Figure 3.1 The phase portrait for two systems: (left figure) \(\dot{x} = 1-x^2+y,\dot{y}=x\) and (right figure) \(\dot{x}=1-x^2+y,\dot{y}=-x\), with common fixed point \((0,-1)\).
Question: When does this linear analysis give accurate information about the behaviour of the full nonlinear problem? It will turn out that the behaviour if \(b>0\) is a good sense of the general behaviour (locally) whilst this may not be the case if \(b<0\). For instance, the trajectories of the system \(\dot{x}=1-x^2+y,\dot{y}=-x-x^2\) around the fixed point \((0,-1)\) are spirals.

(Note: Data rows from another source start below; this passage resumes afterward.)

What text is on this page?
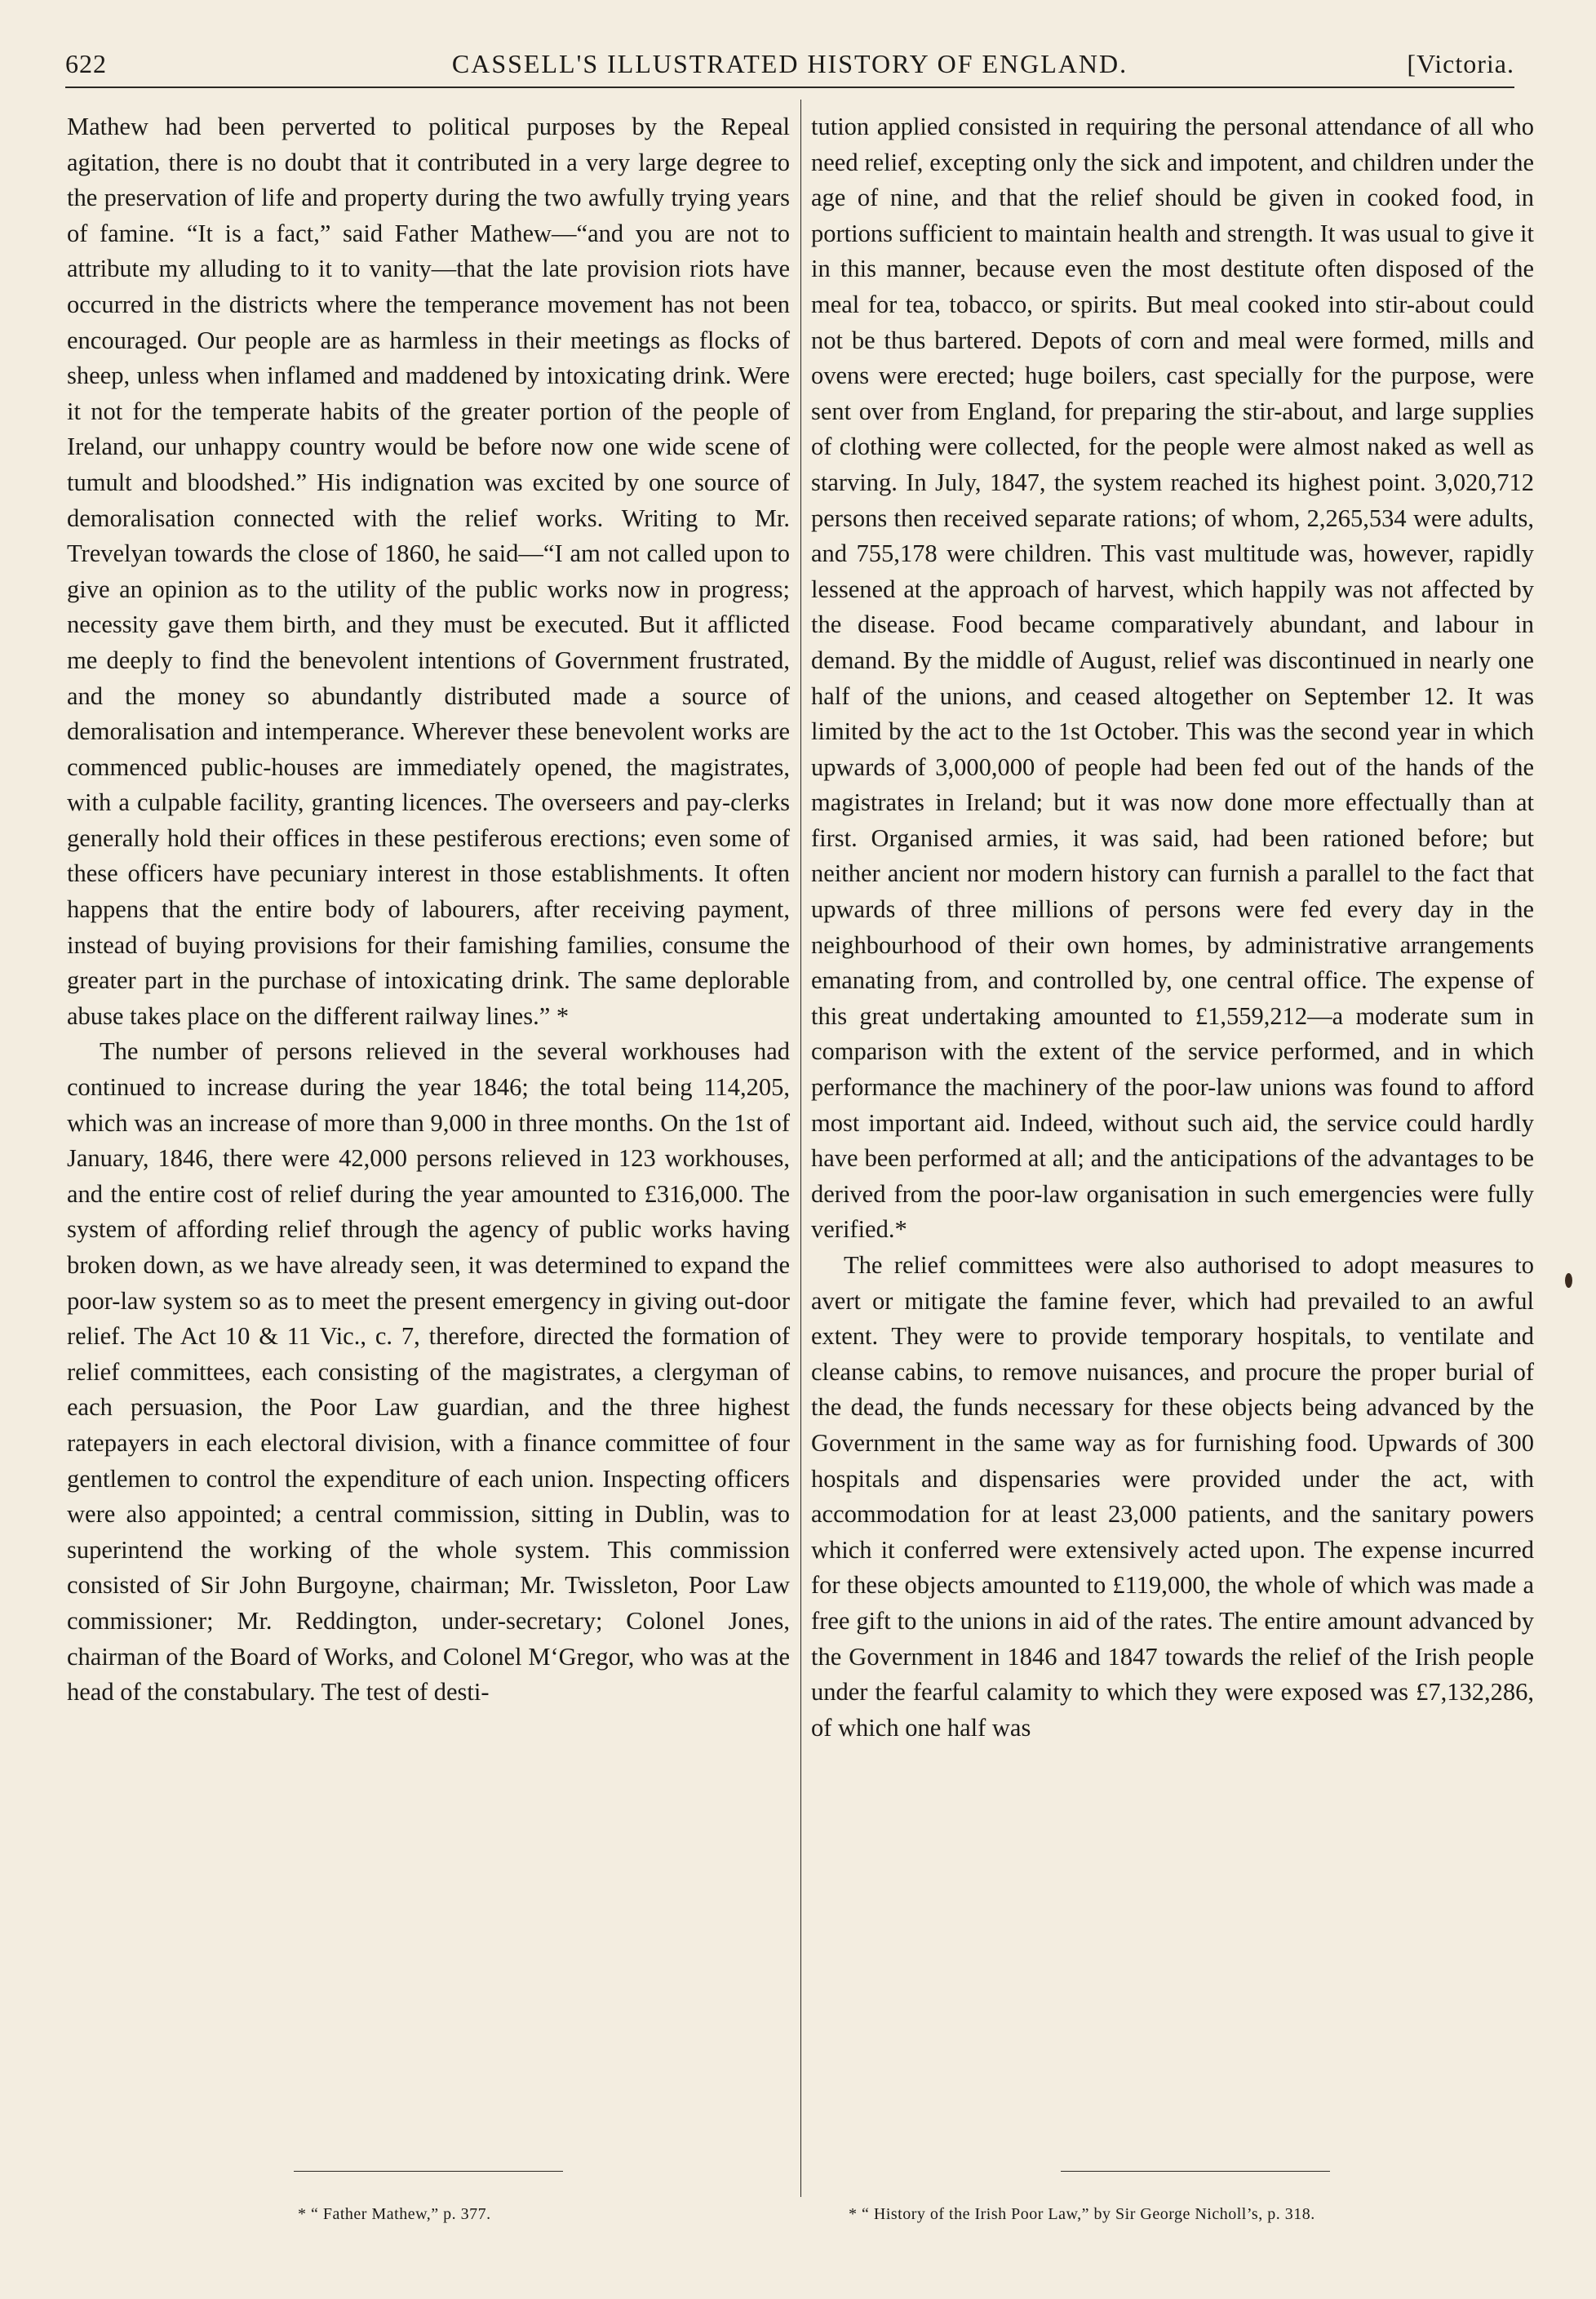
622	CASSELL'S ILLUSTRATED HISTORY OF ENGLAND.	[Victoria.

Mathew had been perverted to political purposes by the Repeal agitation, there is no doubt that it contributed in a very large degree to the preservation of life and property during the two awfully trying years of famine. “It is a fact,” said Father Mathew—“and you are not to attribute my alluding to it to vanity—that the late provision riots have occurred in the districts where the temperance movement has not been encouraged. Our people are as harmless in their meetings as flocks of sheep, unless when inflamed and maddened by intoxicating drink. Were it not for the temperate habits of the greater portion of the people of Ireland, our unhappy country would be before now one wide scene of tumult and bloodshed.” His indignation was excited by one source of demoralisation connected with the relief works. Writing to Mr. Trevelyan towards the close of 1860, he said—“I am not called upon to give an opinion as to the utility of the public works now in progress; necessity gave them birth, and they must be executed. But it afflicted me deeply to find the benevolent intentions of Government frustrated, and the money so abundantly distributed made a source of demoralisation and intemperance. Wherever these benevolent works are commenced public-houses are immediately opened, the magistrates, with a culpable facility, granting licences. The overseers and pay-clerks generally hold their offices in these pestiferous erections; even some of these officers have pecuniary interest in those establishments. It often happens that the entire body of labourers, after receiving payment, instead of buying provisions for their famishing families, consume the greater part in the purchase of intoxicating drink. The same deplorable abuse takes place on the different railway lines.” *

The number of persons relieved in the several workhouses had continued to increase during the year 1846; the total being 114,205, which was an increase of more than 9,000 in three months. On the 1st of January, 1846, there were 42,000 persons relieved in 123 workhouses, and the entire cost of relief during the year amounted to £316,000. The system of affording relief through the agency of public works having broken down, as we have already seen, it was determined to expand the poor-law system so as to meet the present emergency in giving out-door relief. The Act 10 & 11 Vic., c. 7, therefore, directed the formation of relief committees, each consisting of the magistrates, a clergyman of each persuasion, the Poor Law guardian, and the three highest ratepayers in each electoral division, with a finance committee of four gentlemen to control the expenditure of each union. Inspecting officers were also appointed; a central commission, sitting in Dublin, was to superintend the working of the whole system. This commission consisted of Sir John Burgoyne, chairman; Mr. Twissleton, Poor Law commissioner; Mr. Reddington, under-secretary; Colonel Jones, chairman of the Board of Works, and Colonel M‘Gregor, who was at the head of the constabulary. The test of desti-

tution applied consisted in requiring the personal attendance of all who need relief, excepting only the sick and impotent, and children under the age of nine, and that the relief should be given in cooked food, in portions sufficient to maintain health and strength. It was usual to give it in this manner, because even the most destitute often disposed of the meal for tea, tobacco, or spirits. But meal cooked into stir-about could not be thus bartered. Depots of corn and meal were formed, mills and ovens were erected; huge boilers, cast specially for the purpose, were sent over from England, for preparing the stir-about, and large supplies of clothing were collected, for the people were almost naked as well as starving. In July, 1847, the system reached its highest point. 3,020,712 persons then received separate rations; of whom, 2,265,534 were adults, and 755,178 were children. This vast multitude was, however, rapidly lessened at the approach of harvest, which happily was not affected by the disease. Food became comparatively abundant, and labour in demand. By the middle of August, relief was discontinued in nearly one half of the unions, and ceased altogether on September 12. It was limited by the act to the 1st October. This was the second year in which upwards of 3,000,000 of people had been fed out of the hands of the magistrates in Ireland; but it was now done more effectually than at first. Organised armies, it was said, had been rationed before; but neither ancient nor modern history can furnish a parallel to the fact that upwards of three millions of persons were fed every day in the neighbourhood of their own homes, by administrative arrangements emanating from, and controlled by, one central office. The expense of this great undertaking amounted to £1,559,212—a moderate sum in comparison with the extent of the service performed, and in which performance the machinery of the poor-law unions was found to afford most important aid. Indeed, without such aid, the service could hardly have been performed at all; and the anticipations of the advantages to be derived from the poor-law organisation in such emergencies were fully verified.*

The relief committees were also authorised to adopt measures to avert or mitigate the famine fever, which had prevailed to an awful extent. They were to provide temporary hospitals, to ventilate and cleanse cabins, to remove nuisances, and procure the proper burial of the dead, the funds necessary for these objects being advanced by the Government in the same way as for furnishing food. Upwards of 300 hospitals and dispensaries were provided under the act, with accommodation for at least 23,000 patients, and the sanitary powers which it conferred were extensively acted upon. The expense incurred for these objects amounted to £119,000, the whole of which was made a free gift to the unions in aid of the rates. The entire amount advanced by the Government in 1846 and 1847 towards the relief of the Irish people under the fearful calamity to which they were exposed was £7,132,286, of which one half was

* “ Father Mathew,” p. 377.	* “ History of the Irish Poor Law,” by Sir George Nicholl’s, p. 318.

For the above system \(\dot{x}=1-ax^2+y,\dot{y}=bx\), you can show that \[ V(x,y)=(2a^2x^2-2a+b-2ay)\exp(2ay/b) \] is conserved under the full system (2), and the trajectories are governed by \(V(x,y)=C\) for different constants \(C\).
Consider the previous example with \(a=1\), so that the sysmtem becomes \[ \dot{x} = 1-x^2+y,\quad \dot{y} = bx. \] Move the slider to change the value of \(b\), and see how the qualitative behaviour of the system changes as \(b\) crosses the value zero, especially for points starting on the positive \(y\)-axis. The sensitive dependence of the behaviour when the parameter is changed around a particular value is called bifurcation, the topic of Chapter 6.